Black Hawk Down (2001)

The United States' 1992-93 involvement in Somalia was the country's most disastrous foreign-policy venture since Vietnam. What is often forgotten is the extraordinary bravery of the American soldiers involved. Black Hawk Down, directed by Ridley Scott (Gladiator), sets the record straight. A Somali warlord seizes control of food distribution during a famine and, in effect, declares war on the United Nations. The United States considers him a political outlaw and sets out to capture him and his top lieutenants.

A key U.S. operation falls apart when two of its helicopters are shot down.
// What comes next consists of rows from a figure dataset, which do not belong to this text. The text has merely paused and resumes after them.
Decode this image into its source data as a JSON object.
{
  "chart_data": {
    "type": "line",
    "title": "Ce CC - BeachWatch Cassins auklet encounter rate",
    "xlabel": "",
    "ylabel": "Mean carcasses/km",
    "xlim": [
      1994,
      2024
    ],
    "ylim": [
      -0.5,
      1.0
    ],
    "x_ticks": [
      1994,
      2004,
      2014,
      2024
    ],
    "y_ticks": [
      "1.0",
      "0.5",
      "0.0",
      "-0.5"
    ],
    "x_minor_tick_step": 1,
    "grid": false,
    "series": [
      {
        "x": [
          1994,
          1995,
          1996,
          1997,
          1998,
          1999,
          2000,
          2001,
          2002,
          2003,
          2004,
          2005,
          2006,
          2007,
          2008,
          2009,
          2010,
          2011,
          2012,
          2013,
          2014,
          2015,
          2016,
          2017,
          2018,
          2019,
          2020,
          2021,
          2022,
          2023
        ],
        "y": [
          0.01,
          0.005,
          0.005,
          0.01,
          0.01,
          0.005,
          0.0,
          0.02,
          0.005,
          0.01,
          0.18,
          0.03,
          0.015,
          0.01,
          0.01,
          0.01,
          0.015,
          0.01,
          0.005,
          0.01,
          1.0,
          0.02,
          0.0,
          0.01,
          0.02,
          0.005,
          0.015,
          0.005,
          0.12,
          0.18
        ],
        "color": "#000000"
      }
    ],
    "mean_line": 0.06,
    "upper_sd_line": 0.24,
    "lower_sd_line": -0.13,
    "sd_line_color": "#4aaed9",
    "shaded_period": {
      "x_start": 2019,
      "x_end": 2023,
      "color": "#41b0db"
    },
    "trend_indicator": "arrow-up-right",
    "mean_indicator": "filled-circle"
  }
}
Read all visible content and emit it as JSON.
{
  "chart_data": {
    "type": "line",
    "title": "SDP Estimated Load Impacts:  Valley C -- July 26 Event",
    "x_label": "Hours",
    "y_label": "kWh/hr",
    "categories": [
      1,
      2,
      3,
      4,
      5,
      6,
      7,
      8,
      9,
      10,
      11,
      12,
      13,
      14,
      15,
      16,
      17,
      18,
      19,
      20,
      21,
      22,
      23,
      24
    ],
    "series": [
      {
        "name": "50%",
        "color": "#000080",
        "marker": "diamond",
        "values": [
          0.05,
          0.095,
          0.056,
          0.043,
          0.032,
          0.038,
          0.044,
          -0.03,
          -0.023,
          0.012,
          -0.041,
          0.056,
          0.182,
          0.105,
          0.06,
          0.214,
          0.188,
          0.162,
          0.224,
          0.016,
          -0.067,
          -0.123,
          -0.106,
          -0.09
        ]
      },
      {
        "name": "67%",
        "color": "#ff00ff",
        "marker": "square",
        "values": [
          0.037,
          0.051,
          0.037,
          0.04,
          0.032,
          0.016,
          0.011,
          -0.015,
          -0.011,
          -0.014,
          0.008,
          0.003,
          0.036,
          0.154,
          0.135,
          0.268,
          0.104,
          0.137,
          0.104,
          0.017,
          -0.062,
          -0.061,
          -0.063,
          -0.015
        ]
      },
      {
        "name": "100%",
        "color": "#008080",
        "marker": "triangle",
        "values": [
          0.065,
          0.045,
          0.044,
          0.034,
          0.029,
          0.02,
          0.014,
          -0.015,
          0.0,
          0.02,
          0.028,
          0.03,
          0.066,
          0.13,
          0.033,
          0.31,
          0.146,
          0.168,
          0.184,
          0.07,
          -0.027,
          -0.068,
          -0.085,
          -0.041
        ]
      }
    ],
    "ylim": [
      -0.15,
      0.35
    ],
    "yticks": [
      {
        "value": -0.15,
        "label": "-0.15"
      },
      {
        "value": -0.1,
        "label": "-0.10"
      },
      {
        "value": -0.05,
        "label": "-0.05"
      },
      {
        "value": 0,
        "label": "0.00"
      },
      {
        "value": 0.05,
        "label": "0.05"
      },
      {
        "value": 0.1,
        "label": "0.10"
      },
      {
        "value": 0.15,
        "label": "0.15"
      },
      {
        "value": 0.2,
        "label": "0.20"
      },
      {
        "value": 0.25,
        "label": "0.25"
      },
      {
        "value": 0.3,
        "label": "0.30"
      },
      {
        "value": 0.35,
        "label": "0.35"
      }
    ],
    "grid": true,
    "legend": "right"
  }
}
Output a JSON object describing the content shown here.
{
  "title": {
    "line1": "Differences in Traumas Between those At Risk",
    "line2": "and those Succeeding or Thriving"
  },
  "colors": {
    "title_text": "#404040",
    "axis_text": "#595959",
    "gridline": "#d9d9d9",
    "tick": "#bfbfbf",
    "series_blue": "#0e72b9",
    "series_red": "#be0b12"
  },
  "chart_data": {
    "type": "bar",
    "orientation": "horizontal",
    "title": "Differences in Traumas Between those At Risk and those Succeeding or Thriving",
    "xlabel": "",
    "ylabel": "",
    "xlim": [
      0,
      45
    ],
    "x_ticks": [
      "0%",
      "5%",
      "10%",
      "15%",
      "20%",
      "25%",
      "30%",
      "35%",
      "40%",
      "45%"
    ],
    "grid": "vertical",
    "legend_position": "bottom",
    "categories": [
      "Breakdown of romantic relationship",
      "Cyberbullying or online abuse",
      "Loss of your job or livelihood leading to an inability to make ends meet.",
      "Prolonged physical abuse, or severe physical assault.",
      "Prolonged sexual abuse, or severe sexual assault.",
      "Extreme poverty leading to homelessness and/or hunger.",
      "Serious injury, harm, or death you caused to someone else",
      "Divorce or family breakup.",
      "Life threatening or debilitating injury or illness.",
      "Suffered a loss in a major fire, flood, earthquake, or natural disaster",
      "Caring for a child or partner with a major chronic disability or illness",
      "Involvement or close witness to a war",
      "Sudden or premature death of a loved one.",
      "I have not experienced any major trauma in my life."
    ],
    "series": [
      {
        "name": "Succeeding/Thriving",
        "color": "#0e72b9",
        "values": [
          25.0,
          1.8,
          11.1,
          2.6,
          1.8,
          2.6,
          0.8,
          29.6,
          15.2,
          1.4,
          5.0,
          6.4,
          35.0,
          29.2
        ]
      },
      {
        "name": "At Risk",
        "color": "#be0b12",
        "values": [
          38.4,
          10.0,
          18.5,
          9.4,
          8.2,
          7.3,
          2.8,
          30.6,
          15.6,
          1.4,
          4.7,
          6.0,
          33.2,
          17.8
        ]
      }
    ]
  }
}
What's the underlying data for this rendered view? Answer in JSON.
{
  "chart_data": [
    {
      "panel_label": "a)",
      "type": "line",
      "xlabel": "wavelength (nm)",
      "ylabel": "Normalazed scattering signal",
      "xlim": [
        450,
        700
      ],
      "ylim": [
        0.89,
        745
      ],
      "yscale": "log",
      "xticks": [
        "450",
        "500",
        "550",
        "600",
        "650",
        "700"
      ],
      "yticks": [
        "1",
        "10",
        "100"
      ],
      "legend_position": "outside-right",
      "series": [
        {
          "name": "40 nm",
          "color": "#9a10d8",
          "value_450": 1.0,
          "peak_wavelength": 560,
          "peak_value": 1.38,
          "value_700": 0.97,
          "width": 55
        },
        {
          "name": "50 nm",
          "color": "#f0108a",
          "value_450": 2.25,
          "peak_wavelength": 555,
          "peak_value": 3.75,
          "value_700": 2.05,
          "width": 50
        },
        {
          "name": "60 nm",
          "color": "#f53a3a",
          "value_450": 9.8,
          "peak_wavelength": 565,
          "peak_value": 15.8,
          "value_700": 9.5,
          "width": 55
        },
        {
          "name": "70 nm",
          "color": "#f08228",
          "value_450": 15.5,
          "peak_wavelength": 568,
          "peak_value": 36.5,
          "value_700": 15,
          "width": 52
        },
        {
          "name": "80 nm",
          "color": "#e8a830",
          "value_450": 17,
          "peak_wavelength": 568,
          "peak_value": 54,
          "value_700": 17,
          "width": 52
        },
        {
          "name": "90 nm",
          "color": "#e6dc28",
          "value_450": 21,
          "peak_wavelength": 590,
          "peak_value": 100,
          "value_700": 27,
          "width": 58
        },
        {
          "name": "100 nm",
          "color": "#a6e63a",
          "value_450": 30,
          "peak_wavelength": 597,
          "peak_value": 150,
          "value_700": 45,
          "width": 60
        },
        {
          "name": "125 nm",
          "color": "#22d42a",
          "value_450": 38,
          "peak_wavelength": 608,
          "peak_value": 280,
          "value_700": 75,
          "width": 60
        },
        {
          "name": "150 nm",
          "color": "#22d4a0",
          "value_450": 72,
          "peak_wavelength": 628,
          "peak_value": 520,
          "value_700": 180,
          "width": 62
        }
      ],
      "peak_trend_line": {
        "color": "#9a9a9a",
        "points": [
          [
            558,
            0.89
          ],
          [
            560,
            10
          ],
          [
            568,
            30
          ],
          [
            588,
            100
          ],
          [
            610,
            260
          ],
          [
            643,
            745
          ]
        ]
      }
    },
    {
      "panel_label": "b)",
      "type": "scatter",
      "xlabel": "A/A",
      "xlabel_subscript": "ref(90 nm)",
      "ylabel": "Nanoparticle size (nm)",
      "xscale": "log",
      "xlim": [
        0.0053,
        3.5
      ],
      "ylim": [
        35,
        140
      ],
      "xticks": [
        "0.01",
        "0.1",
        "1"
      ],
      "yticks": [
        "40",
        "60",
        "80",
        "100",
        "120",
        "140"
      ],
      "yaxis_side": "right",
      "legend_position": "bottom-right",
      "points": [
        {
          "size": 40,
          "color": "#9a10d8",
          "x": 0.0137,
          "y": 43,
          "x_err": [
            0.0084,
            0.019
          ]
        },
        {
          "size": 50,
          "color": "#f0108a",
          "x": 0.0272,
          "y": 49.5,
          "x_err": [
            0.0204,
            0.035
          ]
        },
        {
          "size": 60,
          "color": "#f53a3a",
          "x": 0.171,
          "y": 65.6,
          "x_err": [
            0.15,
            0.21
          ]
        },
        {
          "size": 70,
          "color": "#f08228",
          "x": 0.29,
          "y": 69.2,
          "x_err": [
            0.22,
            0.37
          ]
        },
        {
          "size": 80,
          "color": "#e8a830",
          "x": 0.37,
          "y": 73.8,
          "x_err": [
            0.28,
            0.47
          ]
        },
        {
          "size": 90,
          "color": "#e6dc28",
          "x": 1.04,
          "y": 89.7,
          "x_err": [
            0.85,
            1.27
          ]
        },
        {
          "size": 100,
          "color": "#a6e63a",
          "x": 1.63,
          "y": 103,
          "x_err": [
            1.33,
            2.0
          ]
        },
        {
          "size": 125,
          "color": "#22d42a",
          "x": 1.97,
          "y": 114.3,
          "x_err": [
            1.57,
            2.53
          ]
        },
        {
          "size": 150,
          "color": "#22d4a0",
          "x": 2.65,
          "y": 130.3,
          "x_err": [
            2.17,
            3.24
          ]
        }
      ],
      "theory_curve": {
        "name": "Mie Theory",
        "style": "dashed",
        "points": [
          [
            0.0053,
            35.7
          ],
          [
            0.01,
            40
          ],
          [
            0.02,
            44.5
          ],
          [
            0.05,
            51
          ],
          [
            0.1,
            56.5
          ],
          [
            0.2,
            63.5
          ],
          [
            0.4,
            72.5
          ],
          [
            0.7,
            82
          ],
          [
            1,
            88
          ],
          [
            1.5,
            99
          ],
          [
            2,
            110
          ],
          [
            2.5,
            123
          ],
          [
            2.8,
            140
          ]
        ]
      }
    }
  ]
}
What was intended to be an offensive commando raid turns into a defensive rescue mission, and the audience is viscerally plunged into the horrors and confusion of urban combat. The drama springs from the group dynamics of the American soldiers. Their courage and camaraderie is much like the spirit displayed by the police and firemen at the World Trade Center on Sept. 11.

Silent Running (1971)

Star Wars wasn't the first movie to feature cute robotic drones as central characters. Director Douglas Trumbull, who designed the special effects for 2001: A Space Odyssey, beat George Lucas to the punch. In Silent Running, he sets the action in 2008, with all plant and animal life on earth destroyed by nuclear radiation. Lowell Freeman (Bruce Dern) is a botanist who's in charge of a spacecraft that shelters the last remaining forest. A stubborn nonconformist, he often rubs his crew (Cliff Potts, Ron Rifkin and Jesse Vint) the wrong way. His only allies are the drones Huey, Dewey and Louie (Mark Persons, Cheryl Sparks and Larry Whisenhunt). They bond while playing poker.

When the authorities order Freeman to destroy the forest, he mutinies and heads deep into outer space. His goal is to preserve the potential for life for some other time and place. But his human companions have other ideas. Trumbull's primary focus is on the imaginative visual effects and strong ecological message.

The Scarlet Pimpernel (1935)

Duel-identity heroes (like Superman, Batman and Spider-Man) have been capturing our imagination for generations. The Scarlet Pimpernel, based on Baroness Orczy's novel, has been the inspiration for several feature films and a TV miniseries. It tells the story of a mild-mannered English aristocrat whose secret life thrusts him into the French Revolution, where he boldly rescues condemned nobles.

The best version is the 1935 extravaganza produced by legendary British impresario Alexander Korda. Sir Percy Blakeney (Leslie Howard) is a foppish aristocrat in the London court of the Prince of Wales (Nigel Bruce).

His wife, Lady Marguerite Blakeney (Merle Oberon), holds him in contempt for his languid lifestyle. But she doesn't know that her husband is, in fact, the mysterious master of disguises who has saved many of their friends from Robespierre's (Ernest Milton) guillotine. His signature is a small red flower — a pimpernel that he leaves behind after each rescue. The movie's emphasis is on character and intrigue rather than action and special effects.